Kuushmurzh was a very old and very wrinkled Neshgai with thick spectacles and shaky hands. He blessed Ulysses without getting up off his huge many-cushioned chair and said he would see him after he had read the Book. That is, he would if Ulysses was able to read the Book.

Ulysses followed the young priest past display after display, all protected by transparent walls of some material. And then he came to a cubicle which was empty except for a plate of some metal fixed to the base of a metal platform. He stopped before it, and said, "That is strange. What was once there?"

"I think you were," Zhishbroom said. "At least, that is the legend. The platform was empty when we Neshgai found this place."

Ulysses' heart beat faster, and he felt his skin turning into a mushy and cold liquid. He bent down to stare at the black lettering on the yellow metal. The room was so silent he could hear the blood singing in his ears. The sourceless light was as heavy as the cover on the Tomb of the Ages.

The letters looked as if they might have evolved from the Latin alphabet. Or from the International Phonetic Alphabet (IPA), which was based on a number of alphabets. He studied the letters while the priest stood as patiently as one of his elephant forebears behind him. If he took for granted the similarity of the letters to those of the IPA, then he might be able to figure it out. There were thirty lines, and surely he could decipher some words here and there, no matter how much the language might have changed.

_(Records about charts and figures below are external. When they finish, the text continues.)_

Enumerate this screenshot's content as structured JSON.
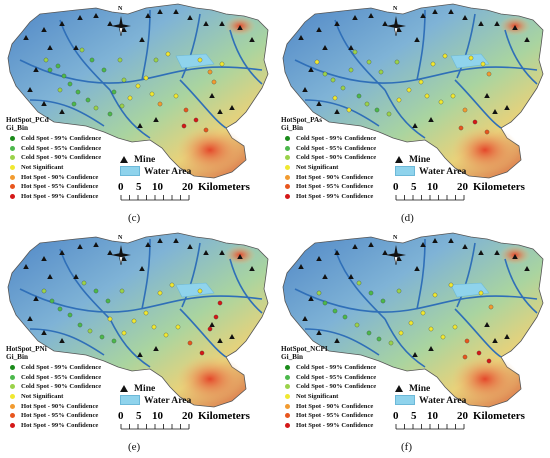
{
  "legend": {
    "gi_label": "Gi_Bin",
    "items": [
      {
        "label": "Cold Spot - 99% Confidence",
        "color": "#1a8a1a"
      },
      {
        "label": "Cold Spot - 95% Confidence",
        "color": "#4cb84c"
      },
      {
        "label": "Cold Spot - 90% Confidence",
        "color": "#9bd24a"
      },
      {
        "label": "Not Significant",
        "color": "#f0e830"
      },
      {
        "label": "Hot Spot - 90% Confidence",
        "color": "#f29b30"
      },
      {
        "label": "Hot Spot - 95% Confidence",
        "color": "#e8561e"
      },
      {
        "label": "Hot Spot - 99% Confidence",
        "color": "#d41818"
      }
    ],
    "mine_label": "Mine",
    "water_label": "Water Area"
  },
  "north_label": "N",
  "scale": {
    "ticks": [
      "0",
      "5",
      "10",
      "20"
    ],
    "unit": "Kilometers"
  },
  "panels": [
    {
      "id": "c",
      "title": "HotSpot_PCd",
      "label": "(c)"
    },
    {
      "id": "d",
      "title": "HotSpot_PAs",
      "label": "(d)"
    },
    {
      "id": "e",
      "title": "HotSpot_PNi",
      "label": "(e)"
    },
    {
      "id": "f",
      "title": "HotSpot_NCPI",
      "label": "(f)"
    }
  ]
}
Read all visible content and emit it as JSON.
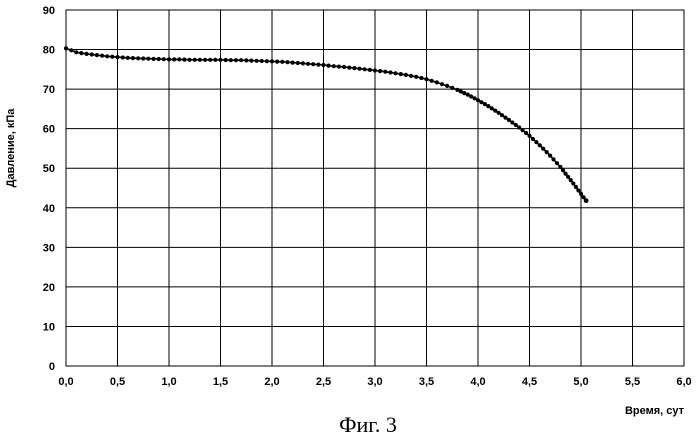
{
  "chart_data": {
    "type": "scatter",
    "title": "",
    "xlabel": "Время, сут",
    "ylabel": "Давление, кПа",
    "xlim": [
      0,
      6
    ],
    "ylim": [
      0,
      90
    ],
    "x_ticks": [
      "0,0",
      "0,5",
      "1,0",
      "1,5",
      "2,0",
      "2,5",
      "3,0",
      "3,5",
      "4,0",
      "4,5",
      "5,0",
      "5,5",
      "6,0"
    ],
    "y_ticks": [
      "0",
      "10",
      "20",
      "30",
      "40",
      "50",
      "60",
      "70",
      "80",
      "90"
    ],
    "grid": true,
    "legend": "none",
    "marker_color": "#000000",
    "series": [
      {
        "x": [
          0.0,
          0.1,
          0.2,
          0.3,
          0.4,
          0.5,
          0.6,
          0.7,
          0.8,
          0.9,
          1.0,
          1.1,
          1.2,
          1.3,
          1.4,
          1.5,
          1.6,
          1.7,
          1.8,
          1.9,
          2.0,
          2.1,
          2.2,
          2.3,
          2.4,
          2.5,
          2.6,
          2.7,
          2.8,
          2.9,
          3.0,
          3.1,
          3.2,
          3.3,
          3.4,
          3.5,
          3.6,
          3.7,
          3.8,
          3.9,
          4.0,
          4.1,
          4.2,
          4.3,
          4.4,
          4.5,
          4.6,
          4.7,
          4.8,
          4.9,
          5.0,
          5.05
        ],
        "y": [
          80.3,
          79.3,
          78.9,
          78.6,
          78.3,
          78.1,
          77.9,
          77.8,
          77.7,
          77.6,
          77.5,
          77.5,
          77.4,
          77.4,
          77.4,
          77.4,
          77.3,
          77.3,
          77.2,
          77.1,
          77.0,
          76.9,
          76.7,
          76.5,
          76.3,
          76.1,
          75.8,
          75.6,
          75.3,
          75.0,
          74.7,
          74.4,
          74.0,
          73.6,
          73.1,
          72.5,
          71.7,
          70.8,
          69.8,
          68.6,
          67.2,
          65.7,
          64.0,
          62.2,
          60.3,
          58.2,
          55.8,
          53.2,
          50.3,
          47.0,
          43.5,
          41.8
        ]
      }
    ]
  },
  "caption": "Фиг. 3"
}
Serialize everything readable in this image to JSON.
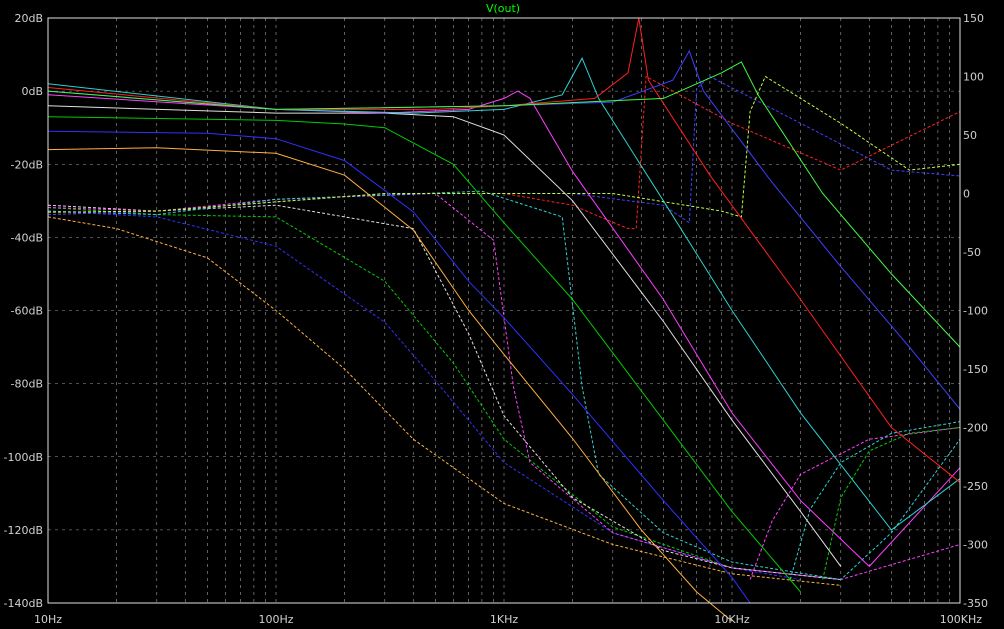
{
  "chart_data": {
    "type": "line",
    "title": "V(out)",
    "title_color": "#00ff00",
    "background": "#000000",
    "grid": true,
    "grid_color": "#a0a0a0",
    "x_scale": "log",
    "xlim": [
      10,
      100000
    ],
    "x_ticks": [
      {
        "value": 10,
        "label": "10Hz"
      },
      {
        "value": 100,
        "label": "100Hz"
      },
      {
        "value": 1000,
        "label": "1KHz"
      },
      {
        "value": 10000,
        "label": "10KHz"
      },
      {
        "value": 100000,
        "label": "100KHz"
      }
    ],
    "ylim_left": [
      -140,
      20
    ],
    "y_ticks_left": [
      {
        "value": 20,
        "label": "20dB"
      },
      {
        "value": 0,
        "label": "0dB"
      },
      {
        "value": -20,
        "label": "-20dB"
      },
      {
        "value": -40,
        "label": "-40dB"
      },
      {
        "value": -60,
        "label": "-60dB"
      },
      {
        "value": -80,
        "label": "-80dB"
      },
      {
        "value": -100,
        "label": "-100dB"
      },
      {
        "value": -120,
        "label": "-120dB"
      },
      {
        "value": -140,
        "label": "-140dB"
      }
    ],
    "ylim_right": [
      -350,
      150
    ],
    "y_ticks_right": [
      {
        "value": 150,
        "label": "150"
      },
      {
        "value": 100,
        "label": "100"
      },
      {
        "value": 50,
        "label": "50"
      },
      {
        "value": 0,
        "label": "0"
      },
      {
        "value": -50,
        "label": "-50"
      },
      {
        "value": -100,
        "label": "-100"
      },
      {
        "value": -150,
        "label": "-150"
      },
      {
        "value": -200,
        "label": "-200"
      },
      {
        "value": -250,
        "label": "-250"
      },
      {
        "value": -300,
        "label": "-300"
      },
      {
        "value": -350,
        "label": "-350"
      }
    ],
    "magnitude_series": [
      {
        "color": "#ffb040",
        "x": [
          10,
          30,
          100,
          200,
          400,
          700,
          1000,
          2000,
          4000,
          7000,
          10000
        ],
        "y": [
          -16,
          -15.5,
          -17,
          -23,
          -38,
          -60,
          -72,
          -95,
          -120,
          -137,
          -145
        ]
      },
      {
        "color": "#3030ff",
        "x": [
          10,
          50,
          100,
          200,
          400,
          700,
          1000,
          2000,
          5000,
          10000,
          12000
        ],
        "y": [
          -11,
          -11.5,
          -13,
          -19,
          -33,
          -52,
          -62,
          -83,
          -112,
          -133,
          -140
        ]
      },
      {
        "color": "#00cc00",
        "x": [
          10,
          100,
          200,
          300,
          600,
          1000,
          2000,
          5000,
          10000,
          20000
        ],
        "y": [
          -7,
          -8,
          -9,
          -10,
          -20,
          -36,
          -57,
          -90,
          -115,
          -137
        ]
      },
      {
        "color": "#e0e0e0",
        "x": [
          10,
          100,
          300,
          600,
          1000,
          2000,
          5000,
          10000,
          20000,
          30000
        ],
        "y": [
          -4,
          -6,
          -6,
          -7,
          -12,
          -30,
          -63,
          -90,
          -115,
          -130
        ]
      },
      {
        "color": "#ff40ff",
        "x": [
          10,
          100,
          300,
          700,
          1000,
          1150,
          1300,
          2000,
          5000,
          10000,
          20000,
          40000,
          100000
        ],
        "y": [
          -1,
          -5,
          -6,
          -5,
          -2,
          0,
          -2,
          -22,
          -57,
          -88,
          -112,
          -130,
          -103
        ]
      },
      {
        "color": "#30d0d0",
        "x": [
          10,
          100,
          400,
          1000,
          1800,
          2200,
          2600,
          5000,
          10000,
          20000,
          50000,
          100000
        ],
        "y": [
          2,
          -5,
          -6,
          -5,
          -1,
          9,
          -2,
          -30,
          -60,
          -88,
          -120,
          -106
        ]
      },
      {
        "color": "#ff2020",
        "x": [
          10,
          100,
          500,
          1000,
          2500,
          3500,
          3900,
          4300,
          8000,
          20000,
          50000,
          100000
        ],
        "y": [
          1,
          -5,
          -5,
          -4,
          -2,
          5,
          20,
          3,
          -23,
          -57,
          -92,
          -107
        ]
      },
      {
        "color": "#4040ff",
        "x": [
          10,
          100,
          1000,
          3000,
          5500,
          6500,
          7500,
          15000,
          30000,
          60000,
          100000
        ],
        "y": [
          0,
          -5,
          -4,
          -3,
          3,
          11,
          0,
          -25,
          -48,
          -70,
          -87
        ]
      },
      {
        "color": "#40ff40",
        "x": [
          10,
          100,
          1000,
          5000,
          9000,
          11000,
          13000,
          25000,
          50000,
          100000
        ],
        "y": [
          0,
          -5,
          -4,
          -2,
          5,
          8,
          -1,
          -28,
          -50,
          -70
        ]
      }
    ],
    "phase_series": [
      {
        "color": "#ffb040",
        "x": [
          10,
          20,
          50,
          100,
          200,
          400,
          1000,
          3000,
          10000,
          30000
        ],
        "y": [
          -20,
          -30,
          -55,
          -100,
          -150,
          -210,
          -265,
          -300,
          -325,
          -335
        ]
      },
      {
        "color": "#3030ff",
        "x": [
          10,
          30,
          100,
          300,
          500,
          1000,
          3000,
          10000,
          20000
        ],
        "y": [
          -15,
          -20,
          -45,
          -110,
          -160,
          -230,
          -290,
          -320,
          -330
        ]
      },
      {
        "color": "#00cc00",
        "x": [
          10,
          30,
          100,
          300,
          600,
          1000,
          3000,
          10000,
          30000
        ],
        "y": [
          -12,
          -18,
          -20,
          -75,
          -145,
          -210,
          -285,
          -320,
          -330
        ]
      },
      {
        "color": "#e0e0e0",
        "x": [
          10,
          30,
          100,
          400,
          700,
          1000,
          2000,
          5000,
          10000,
          30000
        ],
        "y": [
          -10,
          -15,
          -10,
          -30,
          -120,
          -190,
          -260,
          -305,
          -320,
          -330
        ]
      },
      {
        "color": "#ff40ff",
        "x": [
          10,
          30,
          100,
          500,
          900,
          1100,
          1300,
          3000,
          10000,
          30000,
          100000
        ],
        "y": [
          -12,
          -15,
          -5,
          0,
          -40,
          -165,
          -230,
          -290,
          -320,
          -330,
          -300
        ]
      },
      {
        "color": "#30d0d0",
        "x": [
          10,
          30,
          100,
          800,
          1800,
          2200,
          2600,
          5000,
          10000,
          30000,
          50000,
          100000
        ],
        "y": [
          -15,
          -18,
          -5,
          2,
          -20,
          -165,
          -240,
          -290,
          -315,
          -330,
          -290,
          -210
        ]
      },
      {
        "color": "#ff2020",
        "x": [
          10,
          30,
          300,
          1000,
          2000,
          3500,
          3800,
          4200,
          10000,
          30000,
          100000
        ],
        "y": [
          -18,
          -15,
          0,
          0,
          -10,
          -30,
          -30,
          100,
          60,
          20,
          70
        ]
      },
      {
        "color": "#4040ff",
        "x": [
          10,
          30,
          300,
          2000,
          5000,
          6500,
          7000,
          8000,
          20000,
          50000,
          100000
        ],
        "y": [
          -18,
          -15,
          0,
          0,
          -10,
          -25,
          90,
          100,
          60,
          20,
          15
        ]
      },
      {
        "color": "#c0ff40",
        "x": [
          10,
          30,
          300,
          3000,
          9000,
          11000,
          12000,
          14000,
          30000,
          60000,
          100000
        ],
        "y": [
          -16,
          -15,
          0,
          0,
          -15,
          -20,
          70,
          100,
          60,
          20,
          25
        ]
      },
      {
        "color": "#ff40ff",
        "x": [
          12000,
          15000,
          20000,
          40000,
          100000
        ],
        "y": [
          -330,
          -280,
          -240,
          -210,
          -200
        ]
      },
      {
        "color": "#30d0d0",
        "x": [
          18000,
          22000,
          30000,
          50000,
          100000
        ],
        "y": [
          -330,
          -270,
          -230,
          -205,
          -195
        ]
      },
      {
        "color": "#00cc00",
        "x": [
          25000,
          30000,
          40000,
          60000,
          100000
        ],
        "y": [
          -330,
          -260,
          -220,
          -205,
          -200
        ]
      }
    ]
  }
}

Of course, he told himself, the language might not be a form of English. He had no right to believe that he was still on a portion of the North American continent. He could have been moved to Eurasia or Africa, and this could be descended from any one of a thousand languages of his time.

Still, the Arabic numbers should not have changed. And there was nothing like them except for some ones, which could be ells. Maybe the numbers were, for some reason, spelled out.